Although DPAs have the unwavering ability to be enforced locally, watchdogs appear to be apprehensive about how to react to a relatively new technology such as ChatGPT.
The Italian DPA made a point of stating that its procedure would “take into account” the work of the EDPB team when it released its draft decision earlier this year. Additionally, there are other indications that watchdogs might be more likely to hold off on taking enforcement action until the working group has had a chance to review and produce a final report, which might be another year from now. Thus, the taskforce’s very presence might already be having an impact on OpenAI’s chatbot’s compliance with GDPR by slowing down complaint investigations and decision-making.

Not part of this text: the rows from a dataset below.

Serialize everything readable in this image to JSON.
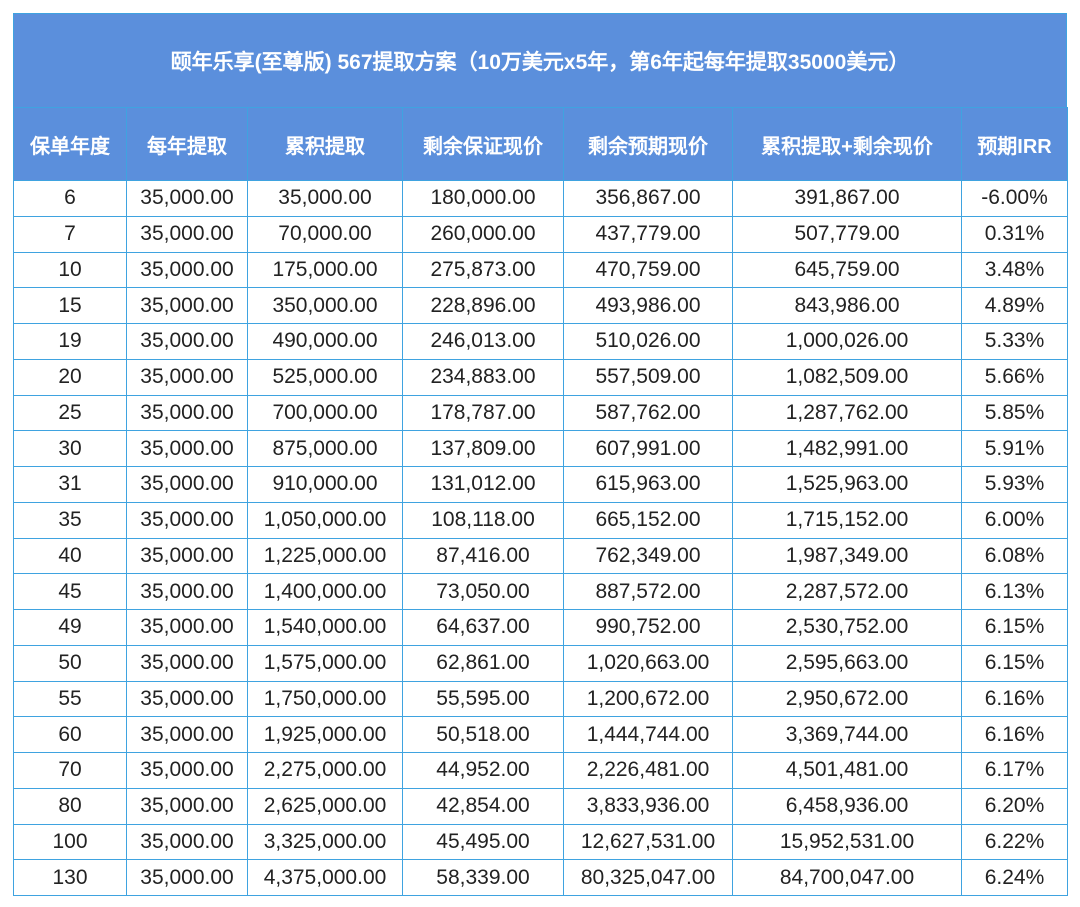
{
  "title": "颐年乐享(至尊版) 567提取方案（10万美元x5年，第6年起每年提取35000美元）",
  "columns": [
    "保单年度",
    "每年提取",
    "累积提取",
    "剩余保证现价",
    "剩余预期现价",
    "累积提取+剩余现价",
    "预期IRR"
  ],
  "rows": [
    [
      "6",
      "35,000.00",
      "35,000.00",
      "180,000.00",
      "356,867.00",
      "391,867.00",
      "-6.00%"
    ],
    [
      "7",
      "35,000.00",
      "70,000.00",
      "260,000.00",
      "437,779.00",
      "507,779.00",
      "0.31%"
    ],
    [
      "10",
      "35,000.00",
      "175,000.00",
      "275,873.00",
      "470,759.00",
      "645,759.00",
      "3.48%"
    ],
    [
      "15",
      "35,000.00",
      "350,000.00",
      "228,896.00",
      "493,986.00",
      "843,986.00",
      "4.89%"
    ],
    [
      "19",
      "35,000.00",
      "490,000.00",
      "246,013.00",
      "510,026.00",
      "1,000,026.00",
      "5.33%"
    ],
    [
      "20",
      "35,000.00",
      "525,000.00",
      "234,883.00",
      "557,509.00",
      "1,082,509.00",
      "5.66%"
    ],
    [
      "25",
      "35,000.00",
      "700,000.00",
      "178,787.00",
      "587,762.00",
      "1,287,762.00",
      "5.85%"
    ],
    [
      "30",
      "35,000.00",
      "875,000.00",
      "137,809.00",
      "607,991.00",
      "1,482,991.00",
      "5.91%"
    ],
    [
      "31",
      "35,000.00",
      "910,000.00",
      "131,012.00",
      "615,963.00",
      "1,525,963.00",
      "5.93%"
    ],
    [
      "35",
      "35,000.00",
      "1,050,000.00",
      "108,118.00",
      "665,152.00",
      "1,715,152.00",
      "6.00%"
    ],
    [
      "40",
      "35,000.00",
      "1,225,000.00",
      "87,416.00",
      "762,349.00",
      "1,987,349.00",
      "6.08%"
    ],
    [
      "45",
      "35,000.00",
      "1,400,000.00",
      "73,050.00",
      "887,572.00",
      "2,287,572.00",
      "6.13%"
    ],
    [
      "49",
      "35,000.00",
      "1,540,000.00",
      "64,637.00",
      "990,752.00",
      "2,530,752.00",
      "6.15%"
    ],
    [
      "50",
      "35,000.00",
      "1,575,000.00",
      "62,861.00",
      "1,020,663.00",
      "2,595,663.00",
      "6.15%"
    ],
    [
      "55",
      "35,000.00",
      "1,750,000.00",
      "55,595.00",
      "1,200,672.00",
      "2,950,672.00",
      "6.16%"
    ],
    [
      "60",
      "35,000.00",
      "1,925,000.00",
      "50,518.00",
      "1,444,744.00",
      "3,369,744.00",
      "6.16%"
    ],
    [
      "70",
      "35,000.00",
      "2,275,000.00",
      "44,952.00",
      "2,226,481.00",
      "4,501,481.00",
      "6.17%"
    ],
    [
      "80",
      "35,000.00",
      "2,625,000.00",
      "42,854.00",
      "3,833,936.00",
      "6,458,936.00",
      "6.20%"
    ],
    [
      "100",
      "35,000.00",
      "3,325,000.00",
      "45,495.00",
      "12,627,531.00",
      "15,952,531.00",
      "6.22%"
    ],
    [
      "130",
      "35,000.00",
      "4,375,000.00",
      "58,339.00",
      "80,325,047.00",
      "84,700,047.00",
      "6.24%"
    ]
  ],
  "colors": {
    "header_bg": "#5b8fdc",
    "border": "#3fa3e0",
    "header_text": "#ffffff"
  }
}
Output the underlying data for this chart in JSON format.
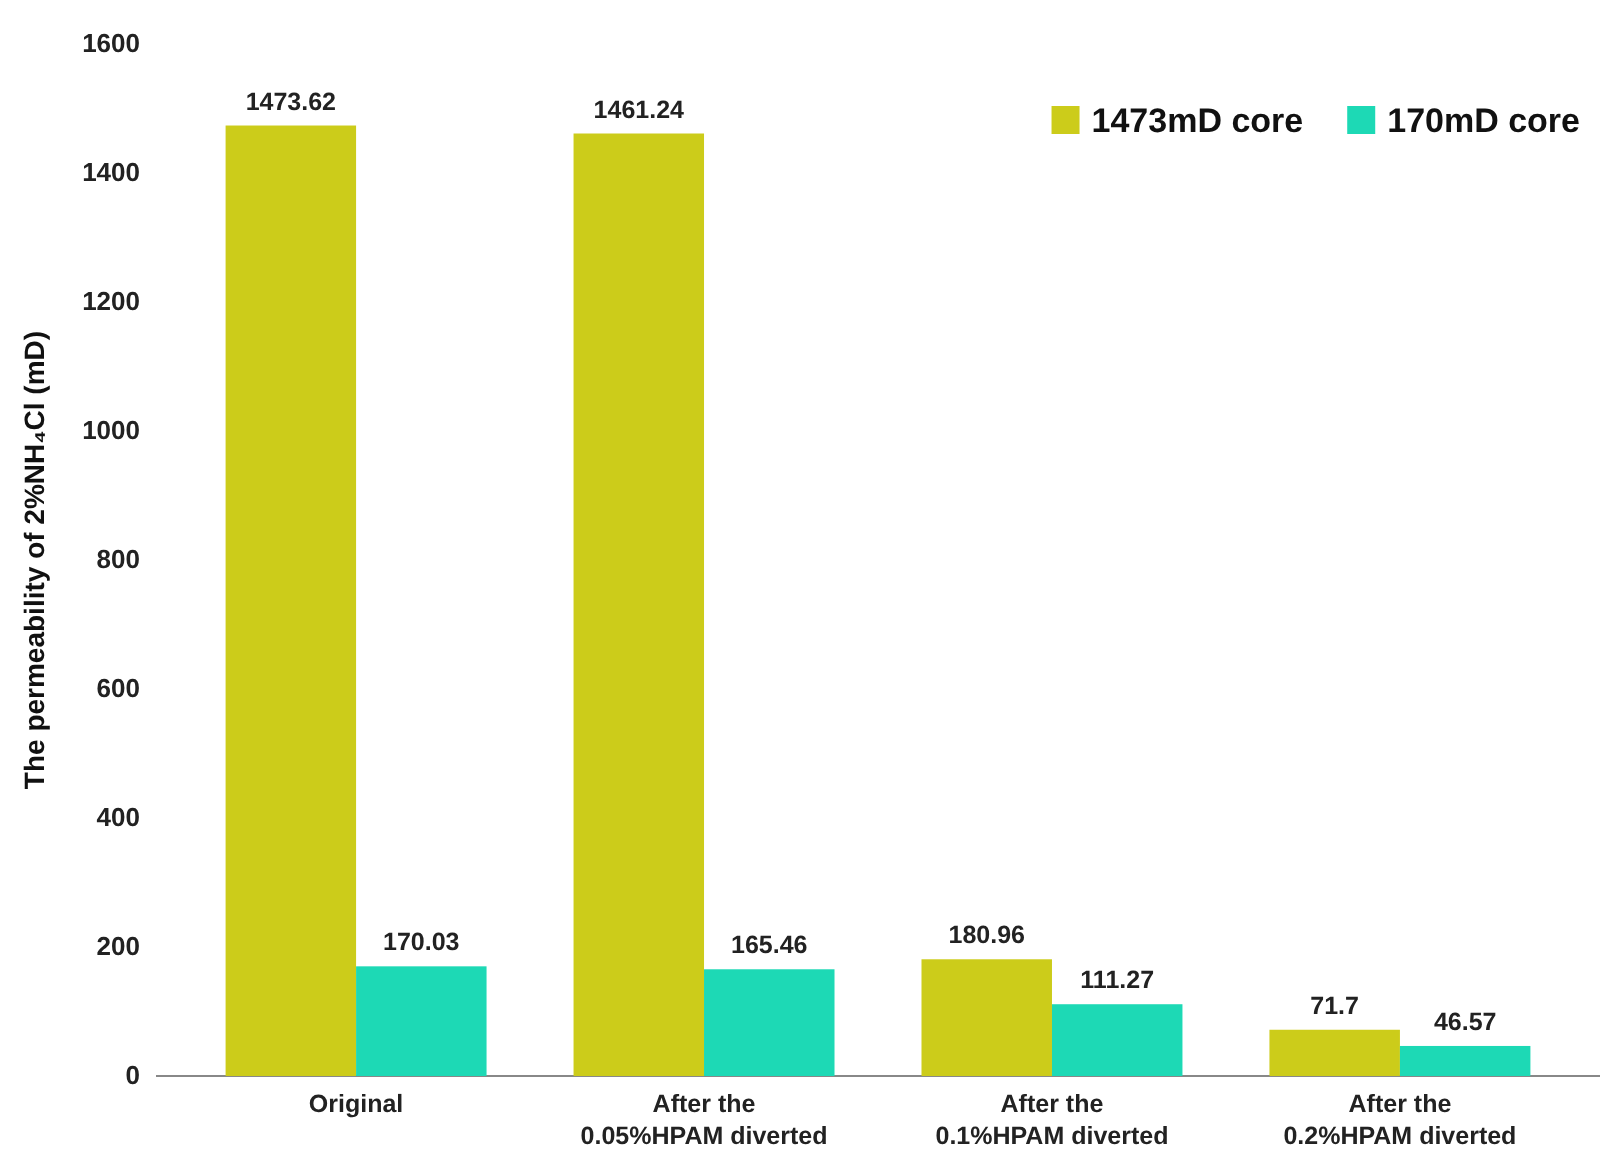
{
  "chart_data": {
    "type": "bar",
    "ylabel": "The permeability of 2%NH₄Cl (mD)",
    "categories": [
      "Original",
      "After the\n0.05%HPAM diverted",
      "After the\n0.1%HPAM diverted",
      "After the\n0.2%HPAM diverted"
    ],
    "series": [
      {
        "name": "1473mD core",
        "color": "#cccc1a",
        "values": [
          1473.62,
          1461.24,
          180.96,
          71.7
        ]
      },
      {
        "name": "170mD core",
        "color": "#1dd9b5",
        "values": [
          170.03,
          165.46,
          111.27,
          46.57
        ]
      }
    ],
    "ylim": [
      0,
      1600
    ],
    "yticks": [
      0,
      200,
      400,
      600,
      800,
      1000,
      1200,
      1400,
      1600
    ],
    "data_labels": true,
    "legend": "top right",
    "grid": false
  }
}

For instance, Poland’s data protection authority indicated in a recent interview with local media that it would have to postpone any inquiry into OpenAI until the commission had finished its work.

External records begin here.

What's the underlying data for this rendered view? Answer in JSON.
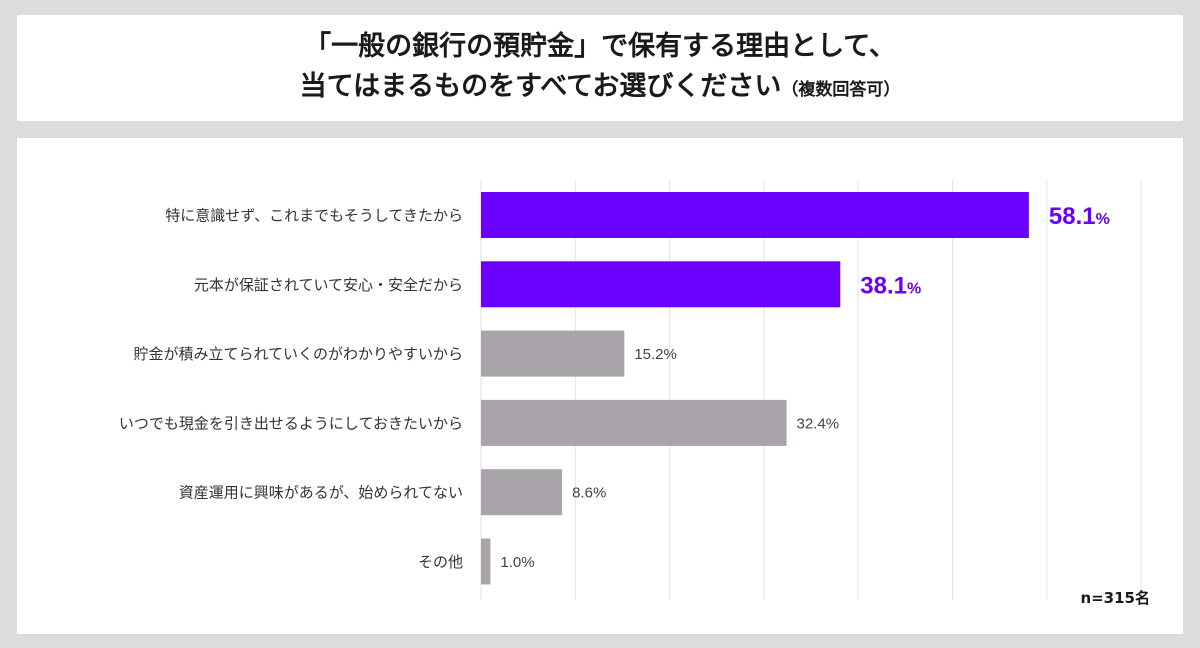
{
  "title": {
    "line1": "「一般の銀行の預貯金」で保有する理由として、",
    "line2": "当てはまるものをすべてお選びください",
    "note": "（複数回答可）"
  },
  "sample_size": "n=315名",
  "colors": {
    "highlight": "#6a00ff",
    "normal": "#a8a4a9",
    "grid": "#e4e4e4"
  },
  "chart_data": {
    "type": "bar",
    "orientation": "horizontal",
    "categories": [
      "特に意識せず、これまでもそうしてきたから",
      "元本が保証されていて安心・安全だから",
      "貯金が積み立てられていくのがわかりやすいから",
      "いつでも現金を引き出せるようにしておきたいから",
      "資産運用に興味があるが、始められてない",
      "その他"
    ],
    "values": [
      58.1,
      38.1,
      15.2,
      32.4,
      8.6,
      1.0
    ],
    "value_labels": [
      "58.1",
      "38.1",
      "15.2%",
      "32.4%",
      "8.6%",
      "1.0%"
    ],
    "percent_sign": "%",
    "highlighted": [
      true,
      true,
      false,
      false,
      false,
      false
    ],
    "xlim": [
      0,
      70
    ],
    "grid": true
  }
}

When we questioned the watchdog about whether the ChatGPT taskforce’s parallel workstream is causing delays in enforcement, they did not answer. The taskforce’s findings, however, “does not prejudge the analysis that will be made by each DPA in their respective, ongoing investigations,” an EDPB spokeswoman informed us. “DPAs are competent to enforce, but the EDPB has an important role to play in promoting cooperation amongst DPAs on enforcement,” they stated, however.
As things stand, DPAs appear to have a wide range of opinions regarding how quickly they should address issues regarding ChatGPT. As a result, while Italy’s watchdog garnered attention for its prompt actions last year, Helen Dixon, the former commissioner for data protection in Ireland, stated at a Bloomberg conference in 2023 that DPAs shouldn’t rush to outlaw ChatGPT, arguing instead that they should take their time figuring out “how to regulate it properly.”

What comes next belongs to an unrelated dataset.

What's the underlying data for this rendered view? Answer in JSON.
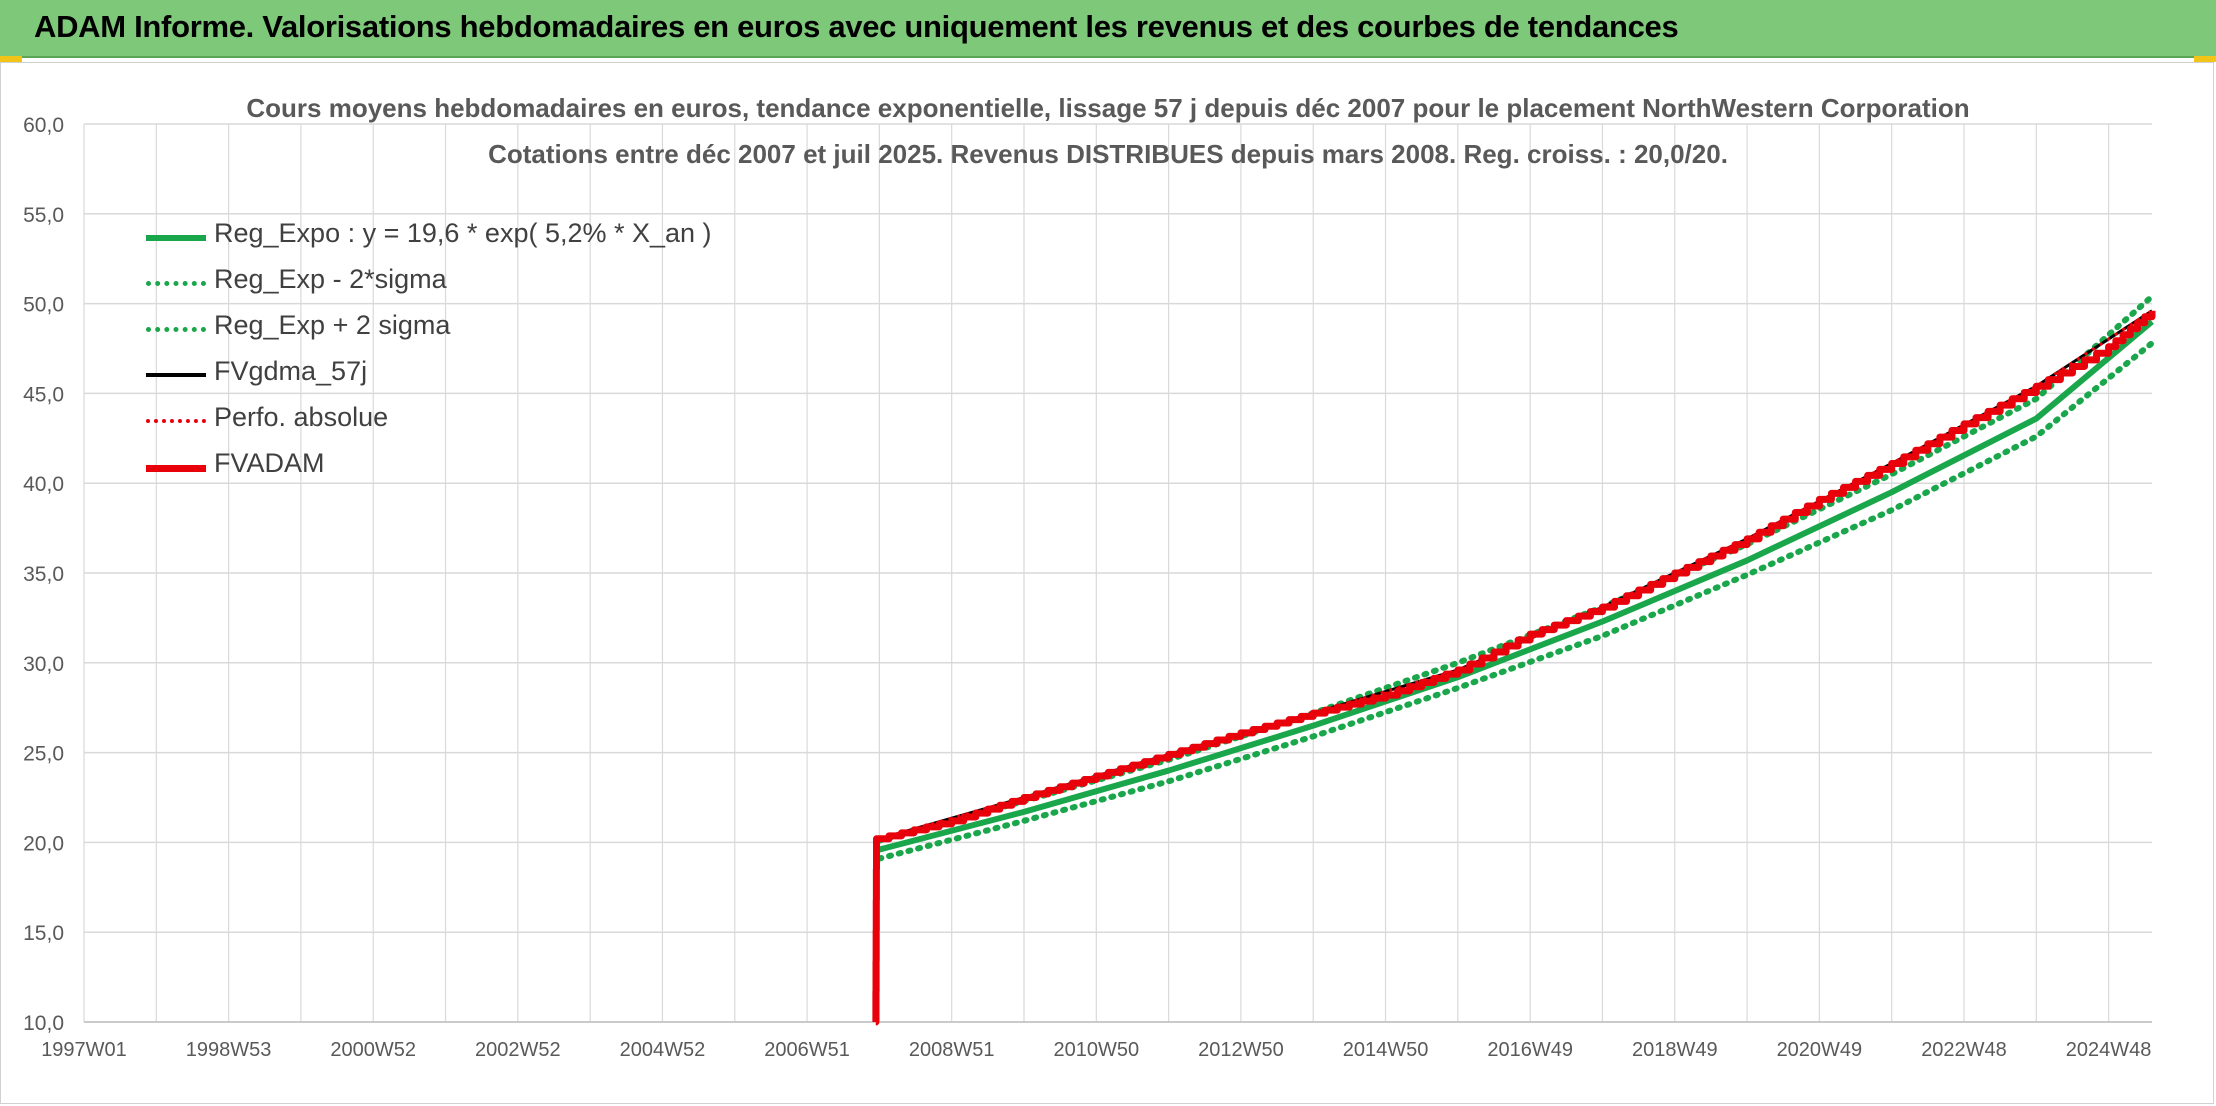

The decision by OpenAI to establish an EU operation in Ireland last autumn was probably not a coincidence. The move was discreetly followed in December by a modification to its terms and conditions that named its new Irish entity, OpenAI Ireland Limited, as the regional supplier of services like ChatGPT. This created a framework that allowed the AI behemoth to apply to the Data Protection Commission (DPC) of Ireland to be its primary supervisor for GDPR supervision.
According to the EDPB ChatGPT taskforce report, OpenAI appears to have benefited from this regulatory-risk-focused legal restructuring, as the company was granted main establishment status as of February 15 of this year. This allows it to take advantage of the One-Stop Shop (OSS) mechanism in the GDPR, which means that any cross-border complaints arising since then will be routed through a lead DPA in the country of main establishment (i.e., Ireland in OpenAI’s case).
Even while this may all sound very complicated, it essentially implies that the AI company may avoid the possibility of more decentralized GDPR enforcement, as we have seen in Poland and Italy, as Ireland’s DPC will be the one to decide which concerns are probed further, how, and when.
The Irish watchdog is known for enforcing the GDPR on Big Tech in a manner that is business-friendly. Put another way, “Big AI” might be the next to gain from Dublin’s generosity in interpreting the EU’s data protection regulations.
When this story went to press, OpenAI had not yet responded to a request for comment regarding the preliminary report of the EDPB taskforce.